WORLD EXPOS - IMAGINE YOUR NATIONAL PAVILION
Main entrance to the pavilion’s courtyard
Project: Architectural Competition - 2018
Launched by: Archstorming
The intent of this competition project was to call architectural designers to design a pavilion that would represent their country or a country of their choosing in a Universal Exposition. I chose Iraq because it is the country where I grew up.

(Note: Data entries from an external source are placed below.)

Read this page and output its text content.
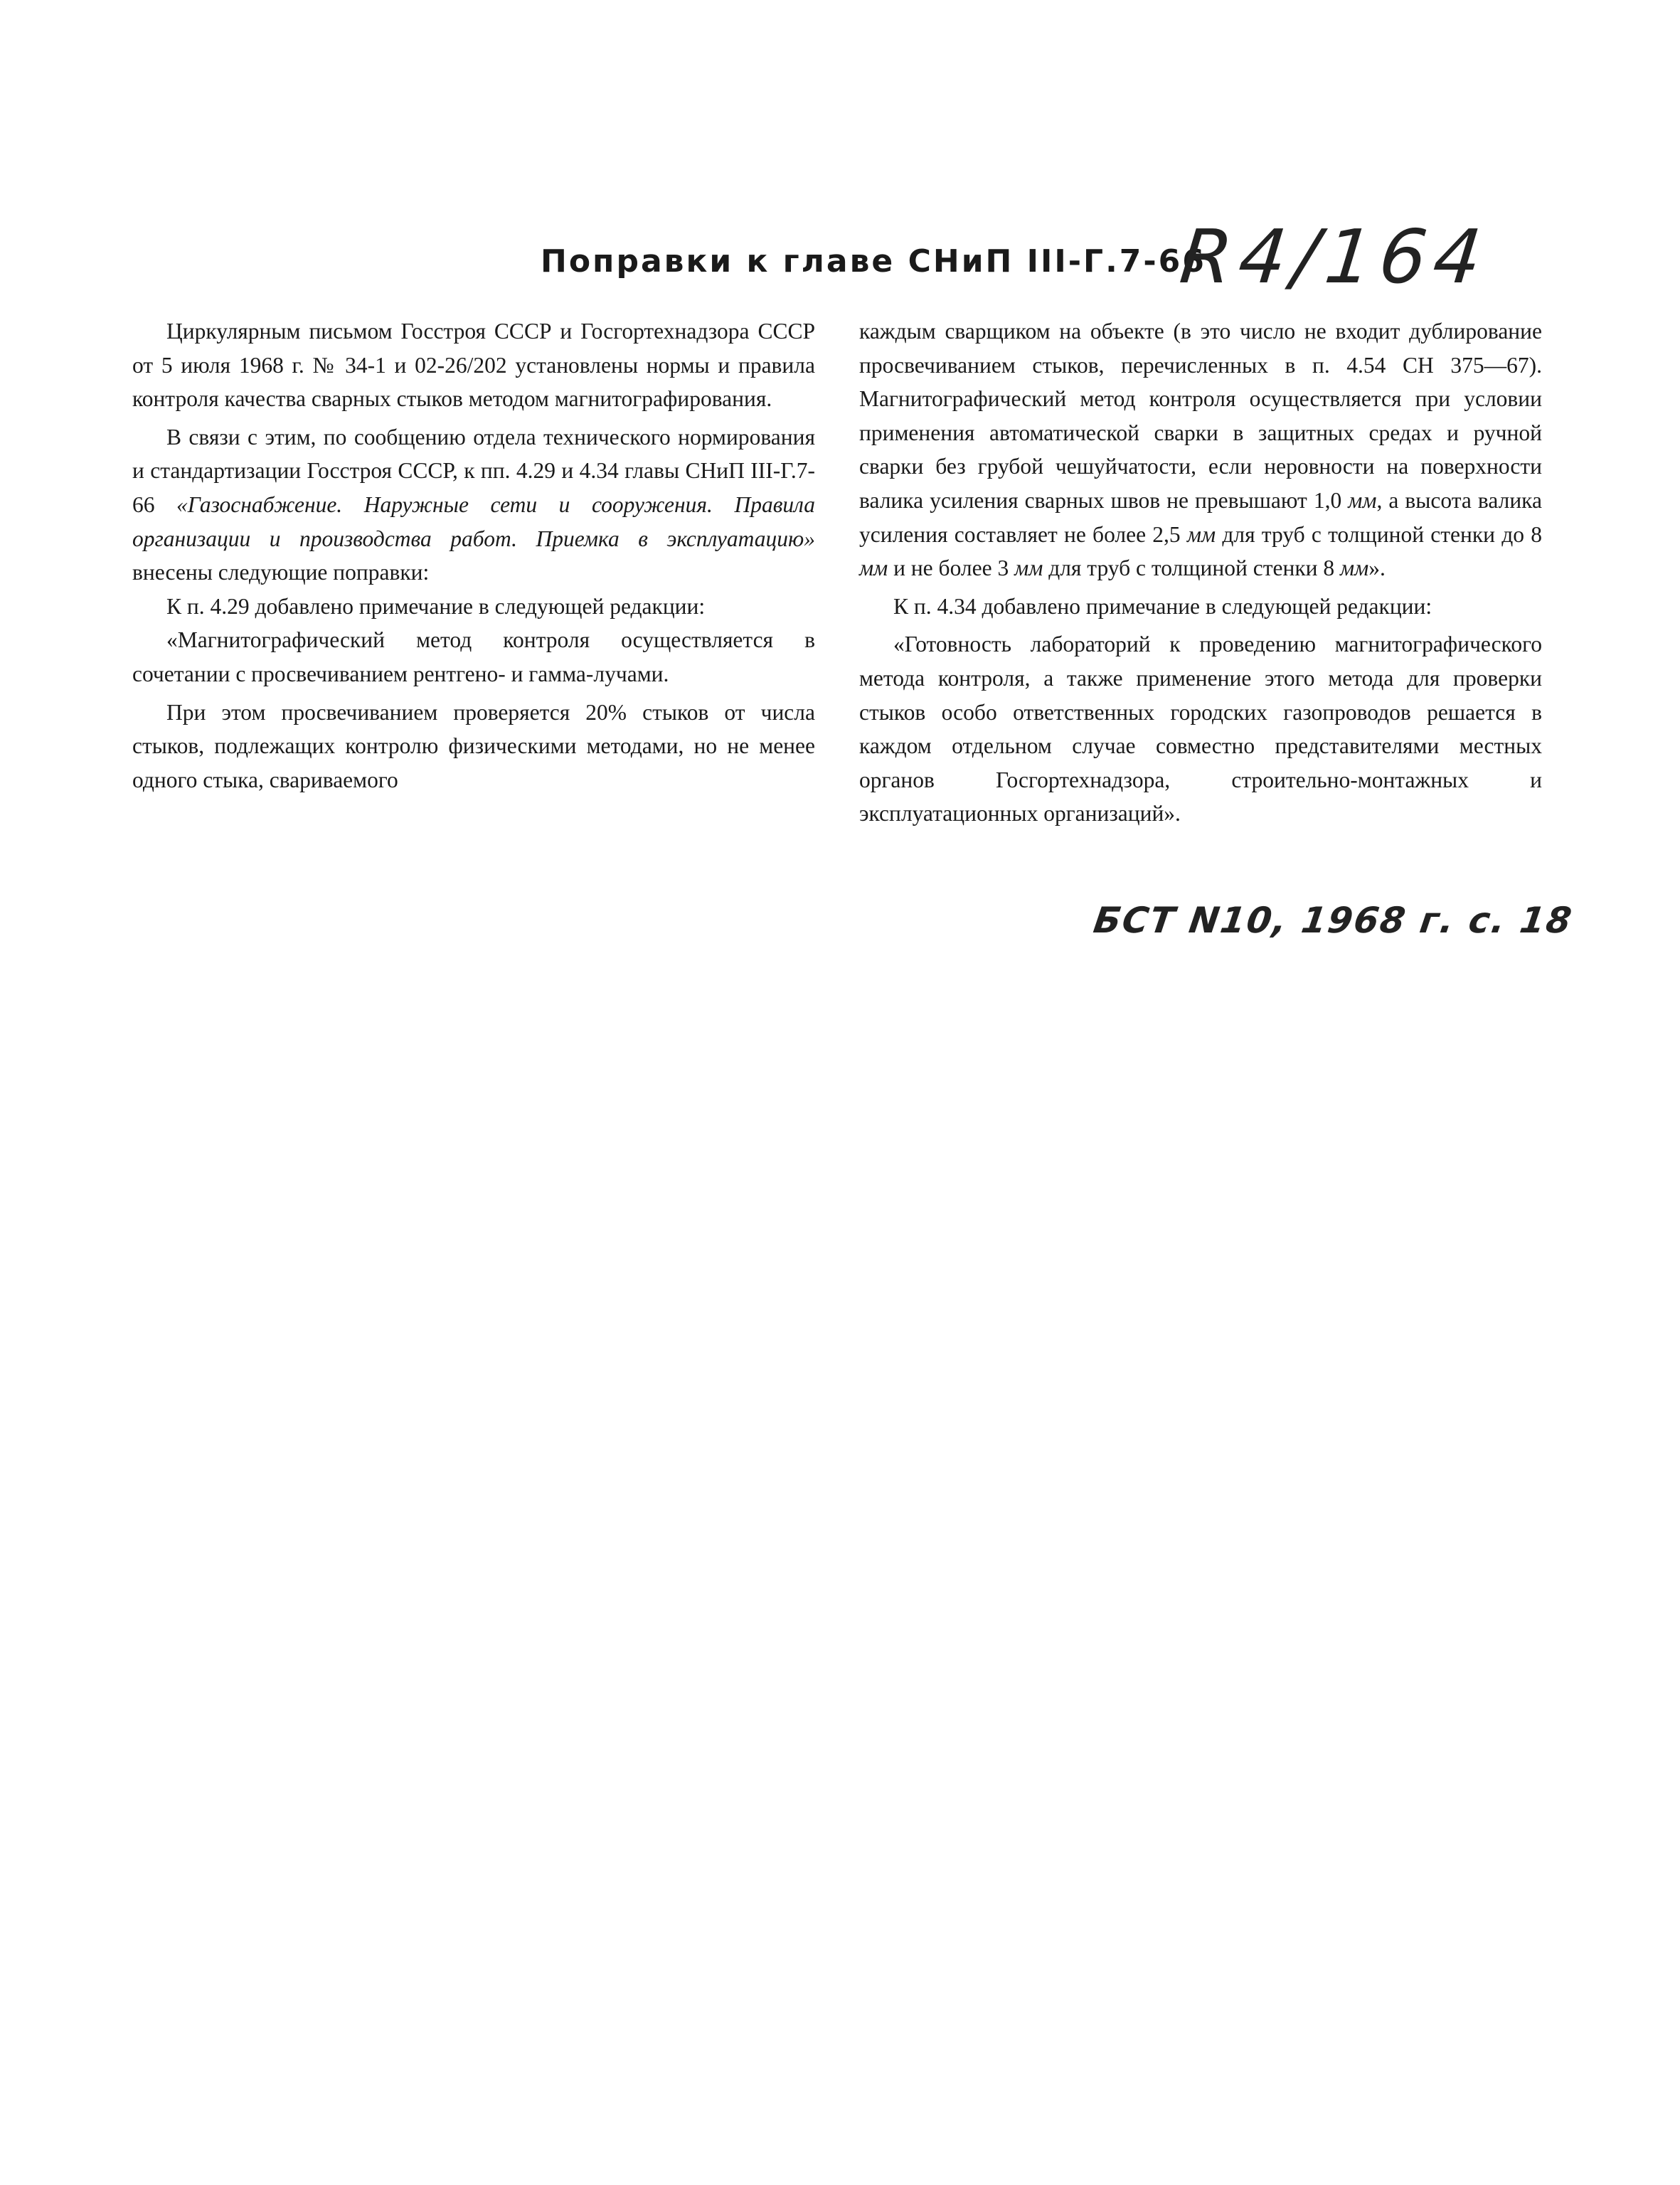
Поправки к главе СНиП III-Г.7-66
R4/164

Циркулярным письмом Госстроя СССР и Госгортехнадзора СССР от 5 июля 1968 г. № 34-1 и 02-26/202 установлены нормы и правила контроля качества сварных стыков методом магнитографирования.

В связи с этим, по сообщению отдела технического нормирования и стандартизации Госстроя СССР, к пп. 4.29 и 4.34 главы СНиП III-Г.7-66 «Газоснабжение. Наружные сети и сооружения. Правила организации и производства работ. Приемка в эксплуатацию» внесены следующие поправки:

К п. 4.29 добавлено примечание в следующей редакции:

«Магнитографический метод контроля осуществляется в сочетании с просвечиванием рентгено- и гамма-лучами.

При этом просвечиванием проверяется 20% стыков от числа стыков, подлежащих контролю физическими методами, но не менее одного стыка, свариваемого

каждым сварщиком на объекте (в это число не входит дублирование просвечиванием стыков, перечисленных в п. 4.54 СН 375—67). Магнитографический метод контроля осуществляется при условии применения автоматической сварки в защитных средах и ручной сварки без грубой чешуйчатости, если неровности на поверхности валика усиления сварных швов не превышают 1,0 мм, а высота валика усиления составляет не более 2,5 мм для труб с толщиной стенки до 8 мм и не более 3 мм для труб с толщиной стенки 8 мм».

К п. 4.34 добавлено примечание в следующей редакции:

«Готовность лабораторий к проведению магнитографического метода контроля, а также применение этого метода для проверки стыков особо ответственных городских газопроводов решается в каждом отдельном случае совместно представителями местных органов Госгортехнадзора, строительно-монтажных и эксплуатационных организаций».

БСТ N10, 1968 г. с. 18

In what is often referred to as the fertile crescent of human civilization, Iraq obtains its rich history in large part because of the rivers it has. The region was referred to as Ancient Mesopotamia, which translates to “Between two rivers” -in reference to the Tigris and Euphrates rivers. This region became the home of the Akkadian, Sumerian, Assyrian, and Babylonian empires, where for the first time calligraphy, literature, laws and urban living were in practice - and now the country has the second largest city in the Arab region.
To be installed in Dubai, the Iraqi Pavilion is the embodiment of modern spirit that thrives in Iraq’s rich culture. The fusing of contemporary construction we know today with the deep roots of history allows for a hybrid of traditional following, and contemporary flow.
A heavy concrete mass inspired by and derived from the lines of the eight pointed star (the symbol of “Inanna” the ancient Sumerian Goddess of political power, war, justice, beauty, love and fertility) leaves two openings leading to a courtyard enshrined with mashrabiya, exposing a modern curtain wall facade surrounded by palm trees and water features that bring the center of the space to life.
A picture of the Burney Relief depicting Goddess Ishtar/Inanna. The relief is made of Mesopotamian terracotta plaque, and is displayed in the British Museum in London.
Eight pointed star - The symbol of Ishtar/Inanna
“King Melishipak I (1186–1172 B.C.E.) presents his daughter to Shamash, the sun, represented at the right, next to Nanna and Ishtar.”newworldencyclopedia.org
Immersing the lines of the eight pointed star into a square geometry.
Extruding the resulted shapes to form a mass leaving a void in the center to create the courtyard.
Carving two sides of the mass to create access to the free flowing courtyard
Remaining lines from eight pointed star cut the mass to provide skylights and windows.